According to the company, Udi Manber, a former Yahoo executive hired last year, will oversee the venture known as A9. The company will be based in Northern California and is moving quickly to hire as many as 30 employees in the backyards of search leaders Yahoo and Google.

A9’s goal will be to develop search software and technology, ensuring Amazon is not cut out of the loop as shoppers increasingly turn to search engines to find exactly what they want online. The e-tail giant will use the technology itself and also will seek to license it to other retailers, as it does other functions of its e-commerce platform.

Changing Customers

Although Amazon has succeeded in positioning itself as a shopping portal by selling everything from kitchen appliances to sporting goods with the help of a score of high-profile partners, its latest move still may be a hedge against the ever-changing behavior of Web surfers.

“People initially favored the category sites and then gravitated toward familiar sites where they knew how to navigate, which was a big boost to Amazon,” Nielsen//NetRatings senior analyst Lisa Strand told the E-Commerce Times. “But as they get more and more sophisticated, they turn to search because they’ve learned they can get exactly what they’re looking for much quicker.”

That behavioral shift has been accelerated by advances in search technology spurred on by vicious competition and a recent consolidation spree, Strand added, as well as broadband adoption and other factors that have made the online experience more about speed and precision than browsing.

Convergence Ahead

Analysts see the Amazon move as a defensive one as well as a recognition that traditional search was designed to find information, not necessarily products.

Just this week, Yahoo rolled out a massive upgrade of its search and shopping features designed to more closely integrate the two, using paid keyword search technology from newly acquired Overture as well as Google-like algorithmic search technology to produce richer results for shoppers.

The Yahoo upgrade also includes a host of features, such as product comparison and user reviews, that have been among the most popular attributes of Amazon’s site since the Seattle, Washington-based e-tailer rose to dominate pure-play e-commerce.

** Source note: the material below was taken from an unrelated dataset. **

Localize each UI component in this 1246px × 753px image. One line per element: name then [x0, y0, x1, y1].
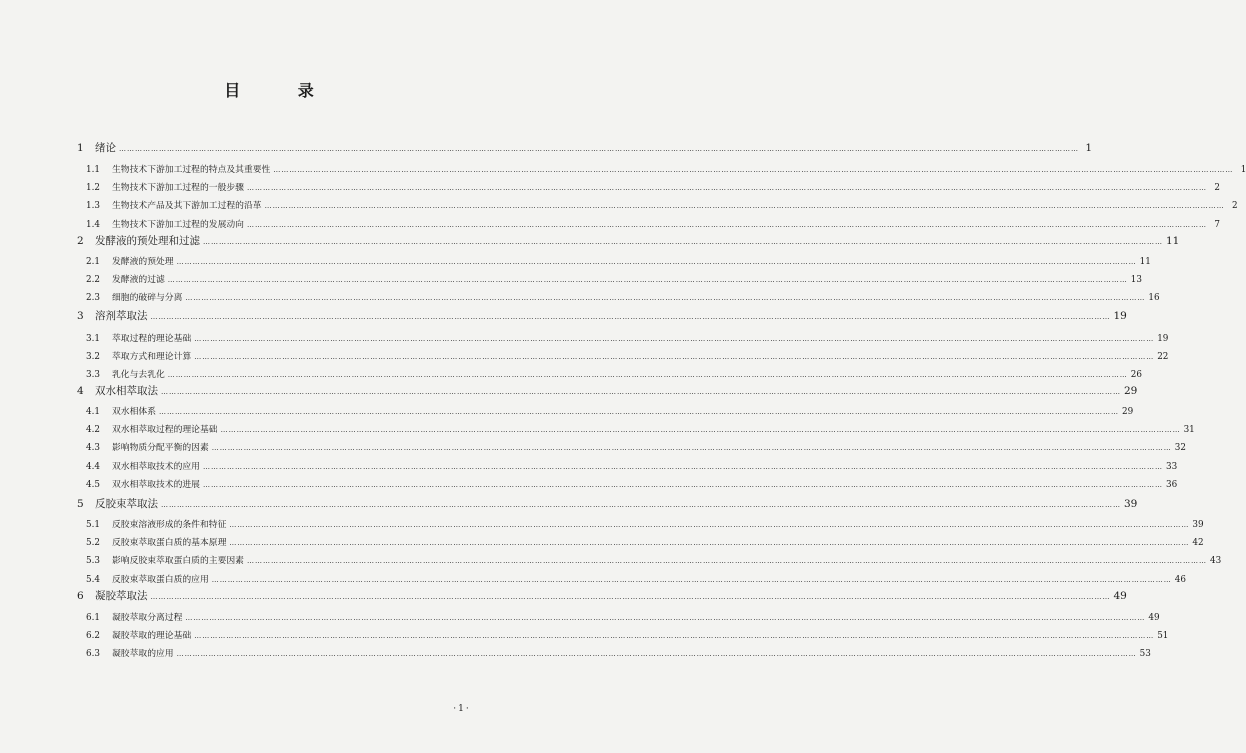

Amazon’s move comes as rumors persist that Microsoft is considering making a big splash in the search world, either by improving its own MSN search or possibly acquiring an existing company.

Expansion Continues

For its part, Google executed another part of its international expansion strategy this week, opening its 21st worldwide office in Madrid, Spain.

Google, which already ranks as the most-used search engine in Spain, also said it now has 150,000 advertisers in its AdWords paid-listings program.